I think this is just one example of how little we understand nature's systems. The food chain effect is well-documented in terms of numbers. For example, we already know that if you decrease the number of predators in an ecosystem, the species they normally prey on grow out of control. But the video shows that there's a massive amount of complexity under the surface of this model. For example, the wolves in Yellowstone changed not just the number of deer (their prey) but also their behaviors, which is one of the factors responsible for the cascade effect. Similarly, the increase in beaver numbers resulted in the creation of more niche ecosystems for other species.
If you are interested in this, it is definitely worth reading the second half of "Into the Cool" by Sagan and Schneider. The book is mostly about thermodynamics, but the second half of it applies the study of thermodynamic complexity (ala Prigogine etc.) to ecosystems. It gave me a different view of how the flow of energy through ecosystems results in the kind of ecological complexity in e.g. a rainforest. The effects of stressing an ecosystem and how removing energy or energy-gathering opportunities can result in a regression from a complex ecology to a simpler one (forest to gressland) are also explored.
> I think this is just one example of how little we understand nature's systems.
Oh, definitely. And it applies at a very broad sense of the word "nature." For instance, weight-loss. As a physics guy I have a minor aneurysm whenever someone, referencing the obesity epidemic, says something like "a calorie is not a calorie". What they're trying to say is very important, but I dislike the way that it's expressed, and it may be the reason why it's hard to get those views more accepted.
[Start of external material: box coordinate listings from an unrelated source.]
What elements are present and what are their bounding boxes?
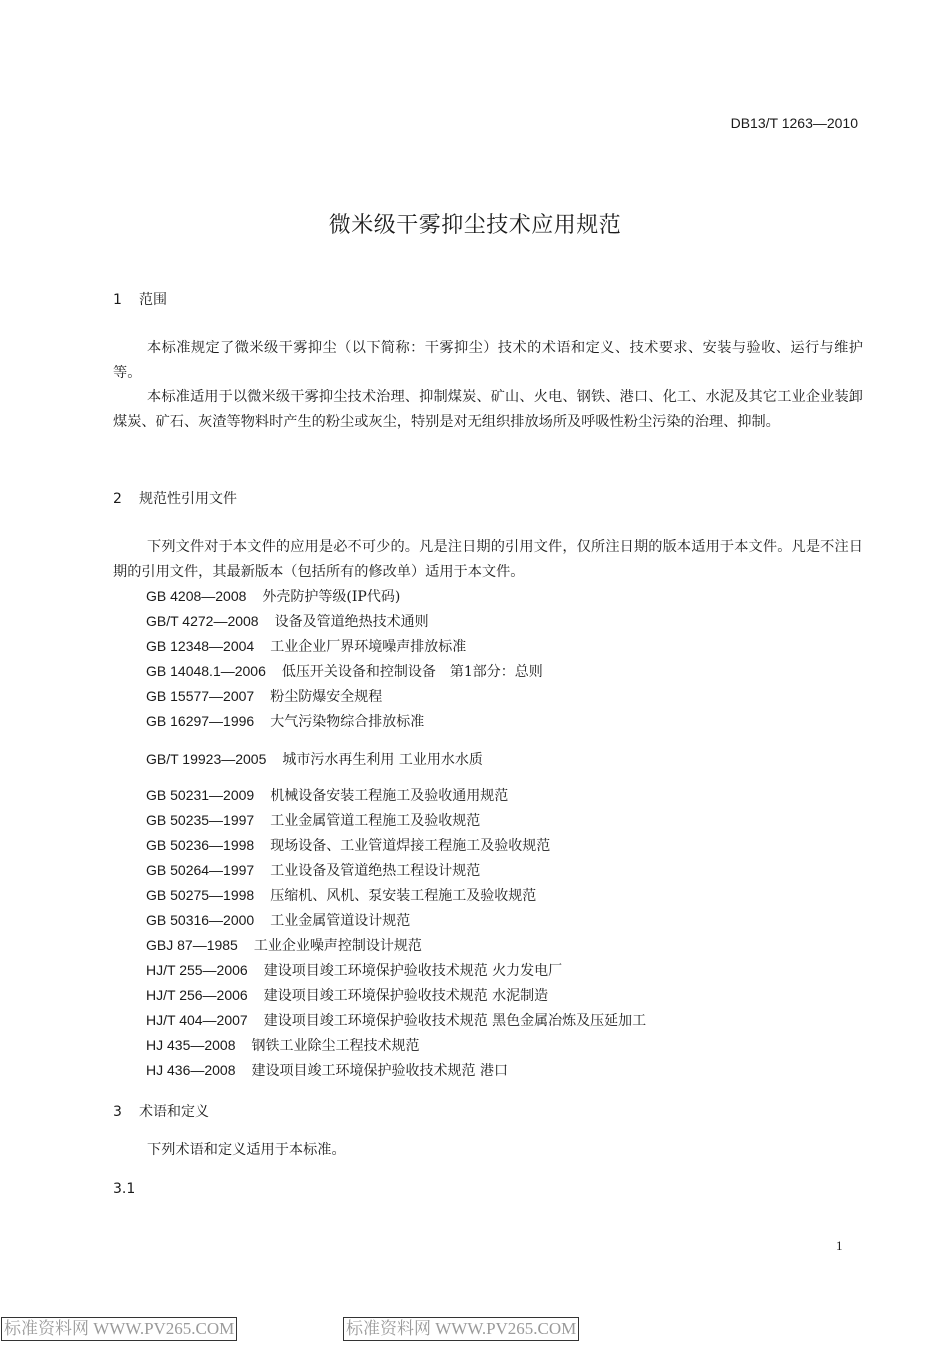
reference-code: GB 50316—2000 [146, 912, 255, 928]
scope-paragraph-2: 本标准适用于以微米级干雾抑尘技术治理、抑制煤炭、矿山、火电、钢铁、港口、化工、水泥及其它工业企业装卸煤炭、矿石、灰渣等物料时产生的粉尘或灰尘，特别是对无组织排放场所及呼吸性粉尘污染的治理、抑制。 [113, 389, 863, 430]
reference-code: GB 50236—1998 [146, 837, 255, 853]
section-number: 3 [113, 1104, 122, 1120]
section-title: 术语和定义 [139, 1104, 209, 1120]
reference-item [146, 835, 550, 855]
reference-item [146, 985, 548, 1005]
reference-code: HJ/T 255—2006 [146, 962, 248, 978]
reference-title: 设备及管道绝热技术通则 [274, 614, 429, 630]
reference-title: 建设项目竣工环境保护验收技术规范 火力发电厂 [263, 963, 563, 979]
reference-item [146, 636, 466, 656]
reference-code: HJ 436—2008 [146, 1062, 236, 1078]
section-3-heading [113, 1101, 209, 1121]
reference-item [146, 1060, 508, 1080]
reference-title: 建设项目竣工环境保护验收技术规范 水泥制造 [263, 988, 549, 1004]
reference-code: GB 50275—1998 [146, 887, 255, 903]
reference-code: HJ/T 256—2006 [146, 987, 248, 1003]
reference-title: 压缩机、风机、泵安装工程施工及验收规范 [270, 888, 537, 904]
reference-item [146, 661, 543, 681]
reference-item [146, 910, 410, 930]
reference-code: GB 15577—2007 [146, 688, 255, 704]
reference-code: GB 16297—1996 [146, 713, 255, 729]
reference-item [146, 810, 480, 830]
reference-code: GB 12348—2004 [146, 638, 255, 654]
reference-item [146, 711, 424, 731]
reference-item [146, 749, 483, 769]
reference-item [146, 686, 382, 706]
watermark-box: 标准资料网 WWW.PV265.COM [1, 1317, 237, 1341]
reference-title: 城市污水再生利用 工业用水水质 [282, 752, 483, 768]
reference-item [146, 785, 508, 805]
section-number: 2 [113, 491, 122, 507]
reference-item [146, 1010, 646, 1030]
section-2-heading [113, 488, 237, 508]
reference-code: GB/T 19923—2005 [146, 751, 267, 767]
reference-item [146, 586, 400, 606]
reference-title: 工业设备及管道绝热工程设计规范 [270, 863, 481, 879]
scope-paragraph-1: 本标准规定了微米级干雾抑尘（以下简称：干雾抑尘）技术的术语和定义、技术要求、安装与验收、运行与维护等。 [113, 340, 863, 381]
clause-number: 3.1 [113, 1181, 136, 1197]
reference-title: 钢铁工业除尘工程技术规范 [251, 1038, 420, 1054]
reference-code: GB/T 4272—2008 [146, 613, 259, 629]
reference-item [146, 611, 429, 631]
reference-title: 建设项目竣工环境保护验收技术规范 黑色金属冶炼及压延加工 [263, 1013, 647, 1029]
reference-code: GB 50264—1997 [146, 862, 255, 878]
terms-intro-paragraph: 下列术语和定义适用于本标准。 [147, 1142, 346, 1158]
reference-title: 工业企业厂界环境噪声排放标准 [270, 639, 467, 655]
reference-item [146, 1035, 420, 1055]
reference-title: 外壳防护等级(IP代码) [262, 589, 401, 605]
page-number: 1 [836, 1238, 843, 1253]
reference-code: GBJ 87—1985 [146, 937, 238, 953]
section-title: 规范性引用文件 [139, 491, 237, 507]
reference-title: 大气污染物综合排放标准 [270, 714, 425, 730]
references-intro-paragraph: 下列文件对于本文件的应用是必不可少的。凡是注日期的引用文件，仅所注日期的版本适用于本文件。凡是不注日期的引用文件，其最新版本（包括所有的修改单）适用于本文件。 [113, 539, 863, 580]
reference-code: HJ/T 404—2007 [146, 1012, 248, 1028]
reference-title: 低压开关设备和控制设备 第1部分：总则 [281, 664, 543, 680]
section-number: 1 [113, 292, 122, 308]
reference-code: GB 4208—2008 [146, 588, 247, 604]
reference-title: 工业企业噪声控制设计规范 [253, 938, 422, 954]
reference-code: GB 50235—1997 [146, 812, 255, 828]
reference-title: 现场设备、工业管道焊接工程施工及验收规范 [270, 838, 551, 854]
reference-item [146, 860, 480, 880]
reference-code: GB 50231—2009 [146, 787, 255, 803]
reference-title: 建设项目竣工环境保护验收技术规范 港口 [251, 1063, 508, 1079]
standard-code: DB13/T 1263—2010 [730, 115, 858, 131]
reference-title: 工业金属管道设计规范 [270, 913, 411, 929]
reference-item [146, 885, 536, 905]
reference-code: HJ 435—2008 [146, 1037, 236, 1053]
reference-title: 粉尘防爆安全规程 [270, 689, 383, 705]
document-title: 微米级干雾抑尘技术应用规范 [328, 213, 622, 238]
reference-title: 工业金属管道工程施工及验收规范 [270, 813, 481, 829]
section-title: 范围 [139, 292, 167, 308]
reference-title: 机械设备安装工程施工及验收通用规范 [270, 788, 509, 804]
watermark-box: 标准资料网 WWW.PV265.COM [343, 1317, 579, 1341]
reference-code: GB 14048.1—2006 [146, 663, 266, 679]
reference-item [146, 960, 562, 980]
reference-item [146, 935, 422, 955]
section-1-heading [113, 289, 167, 309]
What I'd say is: the physics of weight loss is extremely well understood, but the psychology of weight loss is not at all. I can tell you about thermodynamics but that doesn't really tell you, at the level you want, why everyone and everything is becoming obese. For a personal example, once I came from the Netherlands to the US Midwest, I rapidly gained a lot of weight, going from "skinny for my height" to having trouble with some Men's X-Large T-shirts. Is it because the portion sizes are in general much larger? Or is it because there's more fat or sugar or chemical additives here? Or is it because I'm not bicycling to work every day because distances are greater here? Or is it because in the Netherlands I was expected to "have a sport" (in my case ultimate frisbee) and I'm no longer able to maintain that time commitment in my new phase of life? Or is it because of a shift in my religious and personal priorities which made it harder to fast once or twice a week? Hey, maybe it's none of these! Maybe it's just that I'm now in a relationship with a teacher and her late-night grading causes me to get less sleep, but because I work a programming job and solve cognitively-complex problems, I have to spike my blood sugar constantly to maintain the same functioning. But maybe it's something else, like the fact that satiety signals only get sent from the stomach to the brain after 20 minutes, and here I just tend to eat more in that 20 minutes than there.
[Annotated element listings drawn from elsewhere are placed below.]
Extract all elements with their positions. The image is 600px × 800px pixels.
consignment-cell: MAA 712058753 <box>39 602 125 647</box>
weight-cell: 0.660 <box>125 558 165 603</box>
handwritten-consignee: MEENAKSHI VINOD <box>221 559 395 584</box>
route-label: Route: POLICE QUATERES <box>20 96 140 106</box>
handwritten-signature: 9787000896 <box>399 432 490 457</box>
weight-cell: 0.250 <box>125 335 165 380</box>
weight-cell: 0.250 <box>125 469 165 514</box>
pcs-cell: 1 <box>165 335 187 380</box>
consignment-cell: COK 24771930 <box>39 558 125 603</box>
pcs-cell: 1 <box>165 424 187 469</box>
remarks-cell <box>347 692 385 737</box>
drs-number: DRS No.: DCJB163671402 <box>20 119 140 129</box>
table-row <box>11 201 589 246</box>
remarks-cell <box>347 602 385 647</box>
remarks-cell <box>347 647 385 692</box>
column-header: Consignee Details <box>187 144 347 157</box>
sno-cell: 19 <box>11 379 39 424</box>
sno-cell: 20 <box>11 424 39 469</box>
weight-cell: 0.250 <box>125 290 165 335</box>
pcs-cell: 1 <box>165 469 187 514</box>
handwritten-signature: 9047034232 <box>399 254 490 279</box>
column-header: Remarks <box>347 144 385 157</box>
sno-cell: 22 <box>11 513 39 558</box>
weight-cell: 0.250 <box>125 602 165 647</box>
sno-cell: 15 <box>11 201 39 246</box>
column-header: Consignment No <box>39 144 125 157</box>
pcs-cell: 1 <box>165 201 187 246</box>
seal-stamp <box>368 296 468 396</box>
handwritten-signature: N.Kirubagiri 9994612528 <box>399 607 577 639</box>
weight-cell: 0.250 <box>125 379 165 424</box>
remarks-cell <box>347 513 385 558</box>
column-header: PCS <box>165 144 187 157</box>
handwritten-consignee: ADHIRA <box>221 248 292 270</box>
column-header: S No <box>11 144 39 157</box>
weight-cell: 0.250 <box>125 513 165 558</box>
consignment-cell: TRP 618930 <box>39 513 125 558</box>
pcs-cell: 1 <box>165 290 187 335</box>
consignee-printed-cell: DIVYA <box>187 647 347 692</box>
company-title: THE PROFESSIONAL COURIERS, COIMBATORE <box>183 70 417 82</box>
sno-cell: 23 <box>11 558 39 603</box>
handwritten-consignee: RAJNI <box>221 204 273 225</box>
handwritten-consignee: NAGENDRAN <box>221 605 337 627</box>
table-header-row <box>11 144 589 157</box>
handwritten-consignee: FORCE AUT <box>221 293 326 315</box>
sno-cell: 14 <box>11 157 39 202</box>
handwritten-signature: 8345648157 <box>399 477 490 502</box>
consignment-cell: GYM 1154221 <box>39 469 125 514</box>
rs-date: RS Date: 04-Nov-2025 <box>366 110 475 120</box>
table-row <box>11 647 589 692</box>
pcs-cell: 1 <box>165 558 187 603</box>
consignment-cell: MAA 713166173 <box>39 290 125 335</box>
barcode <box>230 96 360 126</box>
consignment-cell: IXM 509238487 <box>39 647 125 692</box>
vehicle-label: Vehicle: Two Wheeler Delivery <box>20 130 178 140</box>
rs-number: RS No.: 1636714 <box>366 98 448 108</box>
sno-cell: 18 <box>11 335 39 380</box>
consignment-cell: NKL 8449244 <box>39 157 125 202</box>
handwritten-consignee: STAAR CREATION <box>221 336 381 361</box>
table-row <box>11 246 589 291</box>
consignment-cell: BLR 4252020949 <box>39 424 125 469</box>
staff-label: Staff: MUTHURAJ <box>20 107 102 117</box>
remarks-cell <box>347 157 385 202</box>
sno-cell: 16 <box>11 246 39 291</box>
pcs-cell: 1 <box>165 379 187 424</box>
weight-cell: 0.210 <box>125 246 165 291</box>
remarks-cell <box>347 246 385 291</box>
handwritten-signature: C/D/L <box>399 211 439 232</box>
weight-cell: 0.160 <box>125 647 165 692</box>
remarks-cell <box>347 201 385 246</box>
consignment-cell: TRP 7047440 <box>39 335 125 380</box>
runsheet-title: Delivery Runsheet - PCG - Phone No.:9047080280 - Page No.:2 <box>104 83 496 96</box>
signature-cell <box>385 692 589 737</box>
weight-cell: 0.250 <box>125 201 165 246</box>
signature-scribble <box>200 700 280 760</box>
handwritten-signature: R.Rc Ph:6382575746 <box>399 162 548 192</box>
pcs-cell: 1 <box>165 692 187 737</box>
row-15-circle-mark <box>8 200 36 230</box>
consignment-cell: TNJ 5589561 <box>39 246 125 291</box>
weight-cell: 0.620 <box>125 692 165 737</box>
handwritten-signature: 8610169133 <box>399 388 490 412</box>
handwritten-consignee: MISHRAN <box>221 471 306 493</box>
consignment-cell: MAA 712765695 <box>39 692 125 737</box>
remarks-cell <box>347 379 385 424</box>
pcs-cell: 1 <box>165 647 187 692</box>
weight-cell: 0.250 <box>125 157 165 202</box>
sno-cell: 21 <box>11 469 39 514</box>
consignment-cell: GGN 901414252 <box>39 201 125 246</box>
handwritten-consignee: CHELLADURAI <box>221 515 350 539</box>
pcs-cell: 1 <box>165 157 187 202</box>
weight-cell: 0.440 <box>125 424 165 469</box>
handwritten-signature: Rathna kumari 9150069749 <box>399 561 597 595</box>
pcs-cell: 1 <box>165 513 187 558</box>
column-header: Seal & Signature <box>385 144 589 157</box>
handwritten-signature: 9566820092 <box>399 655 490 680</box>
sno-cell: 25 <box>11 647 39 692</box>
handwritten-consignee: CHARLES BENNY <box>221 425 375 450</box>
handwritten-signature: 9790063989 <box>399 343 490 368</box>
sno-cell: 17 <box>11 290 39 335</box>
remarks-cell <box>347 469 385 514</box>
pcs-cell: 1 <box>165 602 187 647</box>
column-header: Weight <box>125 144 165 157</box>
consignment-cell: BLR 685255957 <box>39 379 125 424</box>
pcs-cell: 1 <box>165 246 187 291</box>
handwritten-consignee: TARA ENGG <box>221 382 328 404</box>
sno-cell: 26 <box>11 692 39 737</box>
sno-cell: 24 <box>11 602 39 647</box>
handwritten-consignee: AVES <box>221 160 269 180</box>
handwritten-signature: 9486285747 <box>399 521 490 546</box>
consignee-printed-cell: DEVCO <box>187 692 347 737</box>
All I can really tell you as a physicist is that my body will naturally find some equilibrium where energy in = energy out, at which point weight will become mostly stationary -- and I can in theory point to the idea that I can change this by changing the situations that I'm in. In addition with a little bit of knowledge about hormones like leptin & ghrelin, I can tell you that when my fat cells eventually start to die, their equilibrium will signal hunger to my brain, making it hard to work off this weight without a lot of discipline about my food urges. (Another potential cause! I now have a refrigerator so food is "always around".) But even the littlest things, perhaps even getting an hour more sleep every night, could throw that whole psychological set of triggers completely in a different direction.
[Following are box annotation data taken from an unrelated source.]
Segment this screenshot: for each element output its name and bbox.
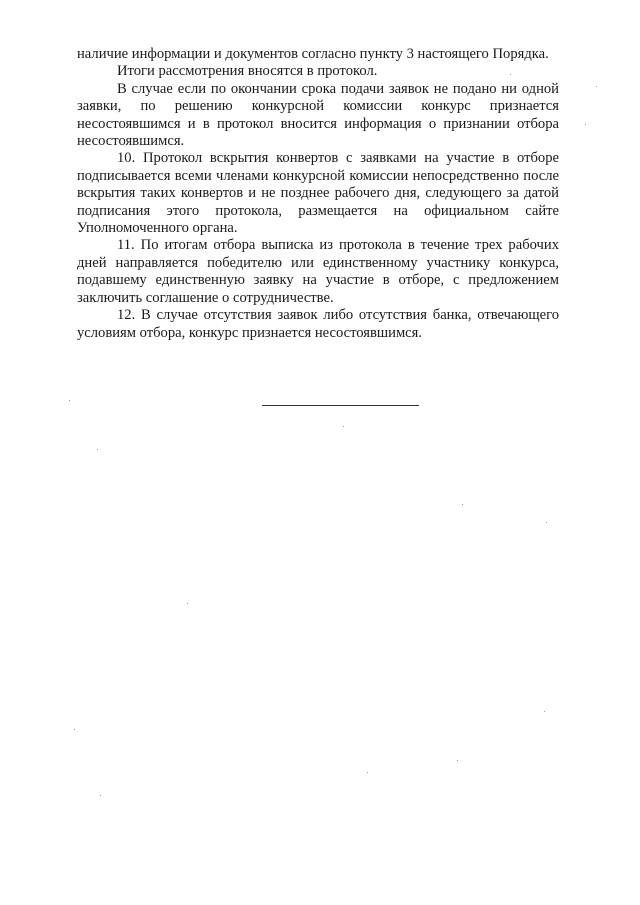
scan-speck <box>546 522 547 523</box>
paragraph-item-12: 12. В случае отсутствия заявок либо отсутствия банка, отвечающего условиям отбора, конкурс признается несостоявшимся. <box>77 307 559 341</box>
scan-speck <box>187 603 188 604</box>
scan-speck <box>585 124 586 125</box>
paragraph-item-10: 10. Протокол вскрытия конвертов с заявками на участие в отборе подписывается всеми членами конкурсной комиссии непосредственно после вскрытия таких конвертов и не позднее рабочего дня, следующего за датой подписания этого протокола, размещается на официальном сайте Уполномоченного органа. <box>77 150 559 237</box>
paragraph-no-applications: В случае если по окончании срока подачи заявок не подано ни одной заявки, по решению конкурсной комиссии конкурс признается несостоявшимся и в протокол вносится информация о признании отбора несостоявшимся. <box>77 80 559 150</box>
paragraph-item-11: 11. По итогам отбора выписка из протокола в течение трех рабочих дней направляется победителю или единственному участнику конкурса, подавшему единственную заявку на участие в отборе, с предложением заключить соглашение о сотрудничестве. <box>77 237 559 306</box>
end-separator-line <box>262 405 419 406</box>
scan-speck <box>510 74 511 75</box>
paragraph-results: Итоги рассмотрения вносятся в протокол. <box>117 63 378 80</box>
paragraph-continuation: наличие информации и документов согласно пункту 3 настоящего Порядка. <box>77 46 549 62</box>
scan-speck <box>69 400 70 401</box>
scan-speck <box>74 729 75 730</box>
scan-speck <box>457 760 458 761</box>
scan-speck <box>462 504 463 505</box>
scan-speck <box>100 795 101 796</box>
scan-speck <box>97 449 98 450</box>
scan-speck <box>596 86 597 87</box>
scan-speck <box>343 426 344 427</box>
scan-speck <box>367 772 368 773</box>
scan-speck <box>544 711 545 712</box>
document-body <box>77 46 559 342</box>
Some things, especially seen in the outside world, just have ridiculously complicated causal graphs. It's true of weather, ecosystems, biologies -- and even when those graphs are generated by some really simple rules like energy-exchange, their interactions can easily spiral out of control for how we see them.
Software is the same way. If each line has a chance of interacting with one other, that's going to be an O(n^2) causal complexity created by O(n) lines; good modules and interfaces only reduce the multiplicative constants but don't change the scaling. When you get to the 50+ million lines of Windows it's hardly remarkable that it has some bugs in it.
On "a calorie is a calorie", a suspicion is that there
can be two diets equal in calories per day but very different in how they make the person feel, say, in energy level, and, thus, how many calories they burn or how much weight they gain or lose.
In my own efforts at dieting and weight loss, I'm not sure I've seen any such effect for the range of diet variations I've tried. Still, there are suspicions that some such effect might be true, somewhat common in reality, and significant.